Saturday, March 28, 2009

Book Review: The Wednesday Letters



I stumbled upon this book while in Walmart browsing . It was late in the evening and I had no whining children with me. I had intended to read another few chapters of John and Kate G's book about their 8 children - twins and sextuplets - like I had last time I shopped at Walmart alone. Alas, that book was gone.

This book looked interesting and it was billed as a "New York Times bestseller," so the next time I was at the library, I picked it up. Perhaps it is just me. I seem to be having trouble getting into books over the last few months. I'm fine once I'm midway through, but the first half feels like plowing snow. I thought I could blame this on a heavy dose of multiple non-fiction titles which I have been trying to tackle all at once (they are all compelling, but I seem to pick them up and put them down and pick up another - at the moment I am concurrently reading one on depression, one on premenopause, and another on mothering, plus I have one on Omega-3 waiting in the wings). However, I found this novel followed the same pattern.

I thought the first half of the book felt a bit stiff and stilted. The characters didn't really jump to life for me. The conflict didn't tug me in. I read the first thirteen chapters in about six different sittings. However, once I got to chapter 14, I read the last half of the book in one sitting. I still believe the characters could have been developed more fully, so that the reader felt more of a connection and concern for them. I still think a more involved explanation of the characters and setting would have strengthened the first half of the book.

However, the best part of the book truly is in the second half. Once you reach that point, you begin to piece together more of the background story. You begin to enter into the really compelling part of this book - the lesson of the strength of love and the power of forgiveness.

I found myself wondering if I had what it takes to write a letter to my spouse once a week. I doubt my spouse would want me to write him a letter each week (he prefers face-to-face interaction). If I did, I certainly wouldn't send them - although it wouldn't be a stretch to think that I would keep the stash of them.

I know when my first son was born, I decided to keep a journal addressed to him, with the intent of sharing it with him when he was older or when I was no longer around. However, even though I enjoy writing, I didn't manage to keep up with the task. His journal is short and the two little boys don't even have any journals addressed to them. I'm afraid if I started one for my MS, it would be repetitive entries of "Today you are driving me insane. I don't think you can be quiet for one moment's time. I am really beginning to hate my name because you use it incessantly. I love you dearly, but deary, could you give me some space!"

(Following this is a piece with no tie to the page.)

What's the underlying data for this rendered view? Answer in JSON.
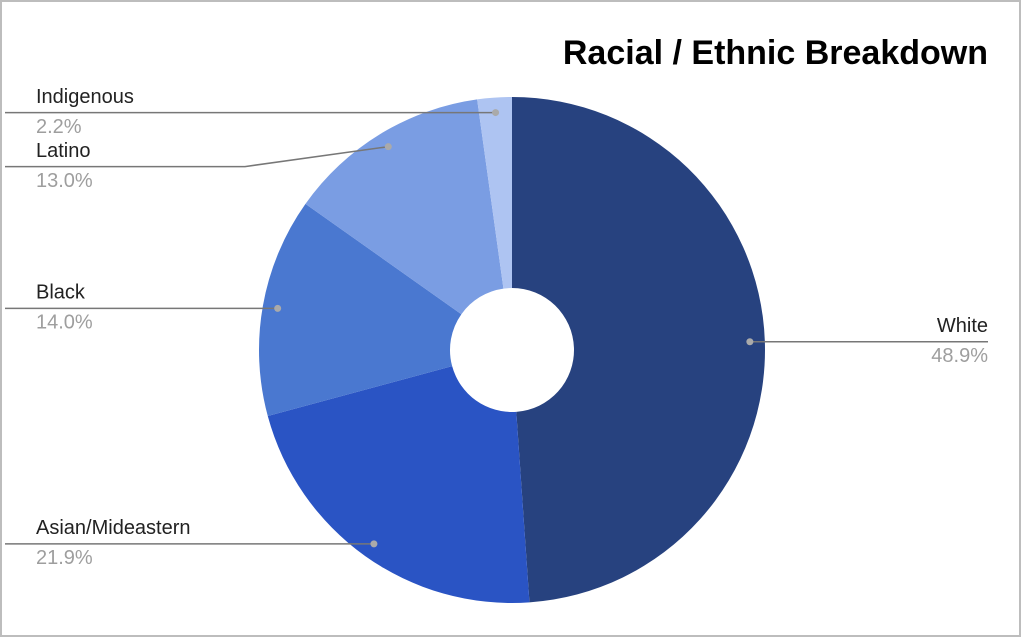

Hopefully, my blog will serve those purposes that my journal couldn't. However, I doubt I will drop any big secrets or tales of family trauma here. Things like that would have to be reserved for private addresses and even then, I wouldn't know whether it would really be beneficial for my sons to read something like that later in life.

It would be interesting to hear whether any of my readers follow through with this sort of thing. Do you write a journal to your children or regular letters to your spouse? Do you reveal things that you might not share otherwise? Do you have a special place that you store these letters? Even more interesting, has anyone ever stumbled upon secret letters of this sort and gained a glimpse into someone else's life?

I do recall finding a scrap of paper in one of my mother's books one day when I was a pre-teen or teen. I remember reading it and feeling like I was violating her personal space, reading something she had not written with my eyes in mind. I'm quite certain she wrote with nobody's eyes in mind. She wrote to vent her frustrations.

This particular scrap outlined a day when my father was late getting home from the church office. She ended up feeding us kids (were there four or five of us at the time? I don't know?) and not even eating anything herself. She was feeling the weight of shouldering the intense mother role (something I can now relate to quite clearly). At the time, though, I think I realized for the first time that we were quite a handful and steering our boatload of children wasn't exactly a grand job.

Am I glad I stumbled upon that paper? You bet, because now I can look back on it and acknowledge that my own mother struggled with her mothering role as well. My own mother also wearied under the constant driving needs of small children. And, even better news, she weathered the storm. We all survived. Some of us even flourished. This was another thing I took away from Jason Wright's book: Without God in the boat, helping us weather the storms and manage the forgiveness, we might literally sink.